Estimating the hazard and survival functions that flexibly explain complex systems remained a hard and computationally challenging task. Hence, the candidate models are usually limited in studies to allow for evaluations and comparisons. However, nonparametric and semiparametric survival methods can peculate model structures as unsmooth estimates are evaluated. The present study extended the PLS-FPM [14] to correlated predictors having moderate trend observations using four alternative probability distributions. The PLS-FPM extends previous survival approaches that either perform semiparametric analyses or use nonparametric methods, while analysis of all previous methods was limited due to their inflexible nature. To administrate all four shaped hazard functions, distribution fitting is implemented over defined simulated survival data set.

Most previous literature used the Cox regression model for infant survival analysis [20]. Very few recent studies used FPM to examine infant survival analysis [21]. The PLS-FPM is compared with the reference method for both simulated and a real data set for collinear covariates. A previous study proposed the PLS-FPM integrated with Gamma, Weibull, log-logistic, and log-normal distributions for data with extreme observations to examine four real data sets of breast cancer survival time and identify the significantly associated gene signatures for each data set. The study found that the PLS-FPM has higher performance than the traditional PLS-Cox model [14]. Consistent with the previous study, the present study found the higher efficiency of the PLS-FPM compared to the PLS-Cox regression method for data sets with moderate observations. The PLS-FPM coupled with Gompertz distribution is found to be the optimum model to estimate hazard functions using AIC for simulated survival data following Gompertz distribution. The efficiency of the algorithms flexibly increases the model accuracy to a greater extent even considering correlated predictors. This accuracy suggested that hazard, as well as survival functions, can be accurately computed by smooth trends for the survival response. A recent study proposed the partial least squares spline modeling approach by integrating PLS with restricted cubic spline model and compared it with the PLS-Cox model [22]. The study estimated the risk factors of infant mortality in Pakistan by using the PLS-spline model based on the odds scale with one knot. This study also examine the important factors of infant mortality by executing the optimal model, namely, the PLS-FPM parameterized over generalized F (GF), and identified the influential factors which are also determined by various previous studies. Consistent with the recent literature, the present study evidenced that mother’s age, region, selection for domestic violence, relationship to household head, wealth index, awareness about tuberculosis (TB), decision power to visit family, preceding birth interval, and blood relation with husband [22] are significantly associated with infant mortality. Some other previous literature also supported the association of main roof material [23, 24], availability of mosquito bed net [25], duration of breastfeeding [26], and total pregnancy outcomes [27] with infant survival similar to the present study.

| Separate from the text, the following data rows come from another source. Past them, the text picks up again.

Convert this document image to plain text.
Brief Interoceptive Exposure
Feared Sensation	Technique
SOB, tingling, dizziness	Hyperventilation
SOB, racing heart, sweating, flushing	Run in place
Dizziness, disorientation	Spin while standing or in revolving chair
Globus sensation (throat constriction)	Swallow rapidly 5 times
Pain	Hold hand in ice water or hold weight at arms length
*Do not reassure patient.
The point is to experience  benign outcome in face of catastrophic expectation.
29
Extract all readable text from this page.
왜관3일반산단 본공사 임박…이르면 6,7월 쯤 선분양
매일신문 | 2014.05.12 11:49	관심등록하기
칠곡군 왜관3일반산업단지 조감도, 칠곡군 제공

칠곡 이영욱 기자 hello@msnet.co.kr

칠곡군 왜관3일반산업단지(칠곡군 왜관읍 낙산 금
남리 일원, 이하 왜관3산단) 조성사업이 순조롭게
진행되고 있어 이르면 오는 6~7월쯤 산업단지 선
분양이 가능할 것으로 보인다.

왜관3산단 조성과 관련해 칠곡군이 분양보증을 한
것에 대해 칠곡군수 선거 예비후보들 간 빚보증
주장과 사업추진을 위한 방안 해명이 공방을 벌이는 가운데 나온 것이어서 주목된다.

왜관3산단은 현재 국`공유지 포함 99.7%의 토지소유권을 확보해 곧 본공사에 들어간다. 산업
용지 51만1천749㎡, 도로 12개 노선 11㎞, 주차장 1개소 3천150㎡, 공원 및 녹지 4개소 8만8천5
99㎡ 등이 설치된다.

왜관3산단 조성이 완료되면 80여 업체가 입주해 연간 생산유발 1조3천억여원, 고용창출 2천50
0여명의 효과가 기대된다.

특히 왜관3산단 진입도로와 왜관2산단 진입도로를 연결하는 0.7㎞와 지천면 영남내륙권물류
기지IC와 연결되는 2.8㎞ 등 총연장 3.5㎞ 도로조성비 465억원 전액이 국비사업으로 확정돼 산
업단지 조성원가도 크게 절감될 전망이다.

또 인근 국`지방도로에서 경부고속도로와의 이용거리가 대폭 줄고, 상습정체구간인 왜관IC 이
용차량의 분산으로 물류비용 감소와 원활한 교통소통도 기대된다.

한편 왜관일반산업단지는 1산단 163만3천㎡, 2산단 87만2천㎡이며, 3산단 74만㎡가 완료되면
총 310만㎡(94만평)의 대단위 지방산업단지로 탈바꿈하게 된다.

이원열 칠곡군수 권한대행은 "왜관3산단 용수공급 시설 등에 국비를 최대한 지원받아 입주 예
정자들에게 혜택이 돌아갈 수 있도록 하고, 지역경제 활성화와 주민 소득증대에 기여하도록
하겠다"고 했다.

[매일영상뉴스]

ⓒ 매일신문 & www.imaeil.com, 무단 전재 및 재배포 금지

Various previous studies also observed the positive association of province [28], mother’s educational level [29], type of toilet facility [30], availability of television [31], sex of household head [32], shared toilet [33], number of total children [34], number of died son and daughters [35], use of contraception [36], and availability of permission, money, transport, distance and attendant for medical facility [37, 38] with infant survival which is consistent with the current study. Last but not least, the PLS-FPM not only can extrapolate survival response besides the availability of follow-up information but also sponsors variant hazard shapes. The PLS-FPM is suggested as a helpful parametric addition for the estimation and prediction of survival response. This model is recommended to use in reliability theory for risk assessment.

Data Availability

Data is freely available at https://dhsprogram.com/.

Conflicts of Interest

The authors declare that they have no conflicts of interest.